06/03/2026
WHY PI? HERE YOU GO!
Here is an article I read that only highlights even more the “Why PI”, and fitting directly into the need to treat patients as soon as they present versus the hurdles that modern medince has in place that delays or denies care, or causes patient abandonment.
This article is about cash pay because then you don’t have to mess with insurer pre-authorizations or denials or delays. So really if you think about it, PI really stops delayed care, and delaying the care patients want and that you believe will be a difference maker – oh …. and it pays at the highest rate too.
While cash-pay requires the patient to come out of pocket for the care they need, in PI, most of the time it is the PI lawsuit that covers that care. So when you really think about it, PI is not just a unique practice segment, but literally can be the lead segment in not just “net profit” but also “timely patient improved health outcomes.”
The cash-pay revolution
Monday, May 18th, 2026
As reimbursement challenges and administrative burdens continue to squeeze physicians, cash-only and direct primary care models are gaining ground.
Medical school debt, burdensome paperwork and declining reimbursements are the primary factors driving physician interest, and ASCs are increasingly exploring the same path as insurance reimbursement becomes harder to secure.
When insurance can’t keep up with medicine
Insurers’ inability to keep pace with rapid advances in biologics, diagnostics and AI-enabled care is pushing more physicians, and patients, toward cash-pay options. “Insurance companies lag behind the science and speed at which medicine advances,” said Joshua Siegel, MD, director of orthopedic sports medicine at Access Sports Medicine and Orthopaedics in Exeter, N.H., told Becker’s.
He pointed to the growth of functional medicine and advanced diagnostics, including programs such as Galleri, that have expanded while insurers “sort out if and how to respond or pay.”
The pattern is a familiar one: New services launch as cash-pay, build clinical momentum and patient demand, then eventually get evaluated for broader coverage.
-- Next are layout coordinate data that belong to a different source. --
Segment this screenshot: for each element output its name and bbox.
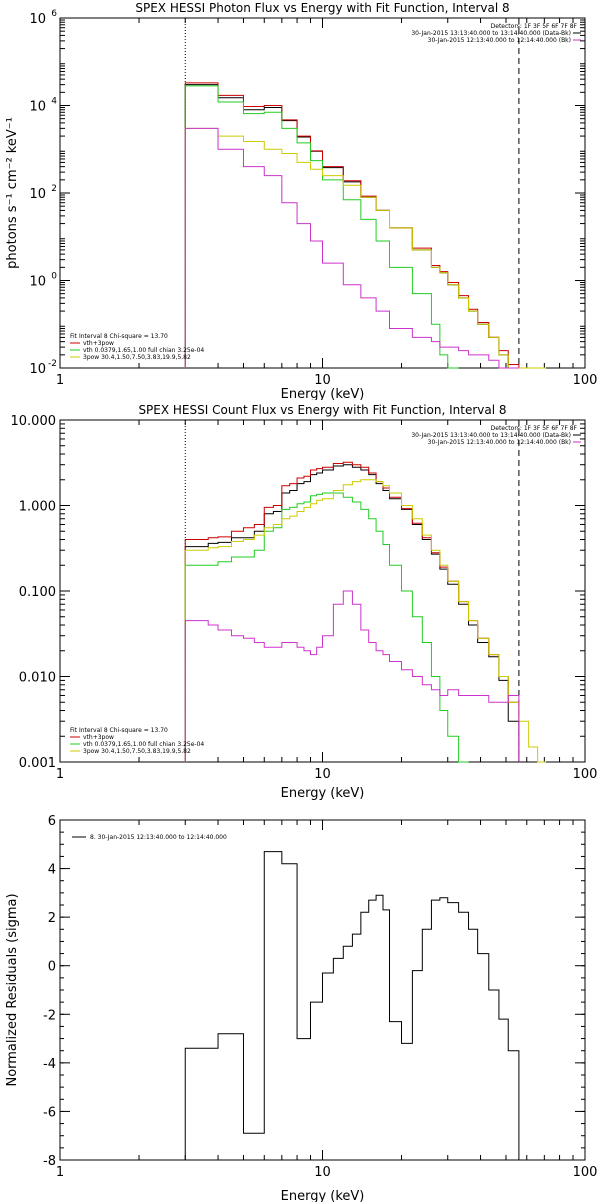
count-flux-plot: SPEX HESSI Count Flux vs Energy with Fit… bbox=[11, 403, 598, 801]
series-line-0 bbox=[184, 464, 520, 762]
y-tick-label: 6 bbox=[48, 814, 56, 829]
series-line-3 bbox=[184, 127, 546, 369]
y-tick-label: 4 bbox=[48, 863, 56, 878]
y-tick-label: 10.000 bbox=[11, 414, 57, 429]
legend-left-entry: vth+3pow bbox=[83, 734, 114, 741]
y-tick-label: -6 bbox=[43, 1105, 56, 1120]
y-tick-label: 10 bbox=[29, 100, 46, 115]
y-tick-label: 10 bbox=[29, 362, 46, 377]
x-tick-label: 10 bbox=[314, 373, 331, 388]
x-tick-label: 10 bbox=[314, 1165, 331, 1180]
legend-right-entry: 30-Jan-2015 13:13:40.000 to 13:14:40.000… bbox=[411, 432, 571, 439]
y-tick-exponent: 4 bbox=[51, 97, 57, 107]
y-tick-exponent: 6 bbox=[51, 9, 57, 19]
legend-left-entry: vth 0.0379,1.65,1.00 full chian 3.25e-04 bbox=[83, 741, 204, 748]
y-tick-label: 0.010 bbox=[19, 671, 56, 686]
x-tick-label: 1 bbox=[56, 1165, 64, 1180]
legend-left-entry: vth+3pow bbox=[83, 340, 114, 347]
legend-right-header: Detectors: 1F 3F 5F 6F 7F 8F bbox=[491, 425, 578, 432]
series-line-4 bbox=[184, 127, 519, 369]
y-tick-exponent: -2 bbox=[48, 359, 57, 369]
x-tick-label: 100 bbox=[573, 767, 598, 782]
series-line-2 bbox=[184, 85, 459, 369]
series-line-0 bbox=[184, 84, 519, 369]
series-line-2 bbox=[184, 492, 469, 763]
plot-frame bbox=[59, 17, 586, 369]
legend-right-entry: 30-Jan-2015 12:13:40.000 to 12:14:40.000… bbox=[428, 37, 571, 44]
x-axis-label: Energy (keV) bbox=[281, 1189, 365, 1202]
y-tick-label: 2 bbox=[48, 911, 56, 926]
x-tick-label: 10 bbox=[314, 767, 331, 782]
series-line-4 bbox=[184, 590, 520, 762]
legend-left-header: Fit Interval 8 Chi-square = 13.70 bbox=[70, 727, 168, 734]
legend-right-entry: 30-Jan-2015 13:13:40.000 to 13:14:40.000… bbox=[411, 30, 571, 37]
y-tick-exponent: 2 bbox=[51, 184, 57, 194]
legend-left-header: Fit Interval 8 Chi-square = 13.70 bbox=[70, 333, 168, 340]
x-axis-label: Energy (keV) bbox=[281, 387, 365, 400]
x-axis-label: Energy (keV) bbox=[281, 786, 365, 801]
legend-left-entry: 3pow 30.4,1.50,7.50,3.83,19.9,5.82 bbox=[83, 354, 191, 361]
y-tick-label: 1.000 bbox=[19, 500, 56, 515]
x-tick-label: 100 bbox=[573, 373, 598, 388]
y-axis-label: photons s⁻¹ cm⁻² keV⁻¹ bbox=[5, 117, 20, 269]
legend-left-entry: 3pow 30.4,1.50,7.50,3.83,19.9,5.82 bbox=[83, 748, 191, 755]
y-tick-label: 0.001 bbox=[19, 756, 56, 771]
y-tick-label: 10 bbox=[29, 12, 46, 27]
residuals-plot: 1 10 100 -8 -6 -4 -2 0 2 4 6 Energy (keV) Normalized… bbox=[5, 814, 598, 1202]
y-tick-label: 0.100 bbox=[19, 585, 56, 600]
chart-title: SPEX HESSI Count Flux vs Energy with Fit… bbox=[138, 403, 506, 417]
series-line-0 bbox=[184, 851, 520, 1160]
y-tick-label: -2 bbox=[43, 1008, 56, 1023]
y-tick-exponent: 0 bbox=[51, 272, 57, 282]
legend-right-header: Detectors: 1F 3F 5F 6F 7F 8F bbox=[491, 23, 578, 30]
legend-top-entry: 8. 30-Jan-2015 12:13:40.000 to 12:14:40.… bbox=[90, 834, 227, 841]
x-tick-label: 100 bbox=[573, 1165, 598, 1180]
y-tick-label: 0 bbox=[48, 960, 56, 975]
y-tick-label: -4 bbox=[43, 1057, 56, 1072]
photon-flux-plot: SPEX HESSI Photon Flux vs Energy with Fi… bbox=[5, 1, 598, 400]
x-tick-label: 1 bbox=[56, 373, 64, 388]
legend-left-entry: vth 0.0379,1.65,1.00 full chian 3.25e-04 bbox=[83, 347, 204, 354]
y-tick-label: 10 bbox=[29, 275, 46, 290]
y-axis-label: Normalized Residuals (sigma) bbox=[5, 893, 20, 1086]
y-tick-label: -8 bbox=[43, 1154, 56, 1169]
legend-right-entry: 30-Jan-2015 12:13:40.000 to 12:14:40.000… bbox=[428, 439, 571, 446]
y-tick-label: 10 bbox=[29, 187, 46, 202]
series-line-3 bbox=[184, 479, 546, 763]
chart-title: SPEX HESSI Photon Flux vs Energy with Fi… bbox=[135, 1, 509, 15]
series-line-1 bbox=[184, 82, 520, 368]
x-tick-label: 1 bbox=[56, 767, 64, 782]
Dr. Siegel has watched this play out over the past decade with treatments like Class IV laser therapy and extracorporeal pulse activation technology.
AI is also reshaping how patients navigate these choices. “AI tools allow patients to be their own advocates and search for doctors who will provide what they want,” he said. “The days of providing a limited scope of services and not informing patients of their many choices are over.”
The regulatory patchwork
On the federal side, a significant barrier was recently removed. The One Big Beautiful Bill Act, which took effect Dec. 31, eliminated the disqualification issue for individuals contributing to an HSA while participating in a DPC arrangement. This means patients can now use pre-tax HSA funds to pay DPC membership fees. Previously, enrolling in a DPC practice could disqualify a patient from contributing to an HSA entirely, a meaningful deterrent for cost-conscious consumers.
Who gets left out
Cash-pay and DPC models have a well-documented equity problem: They work best for patients who can afford them.
The subscription structure, while often more affordable than traditional insurance premiums for healthy individuals, creates barriers for lower-income patients, the uninsured and those with complex or chronic conditions who require more than primary care. DPC practices are predominantly concentrated in urban and developed regions, leaving rural populations underserved, according to research from Straits.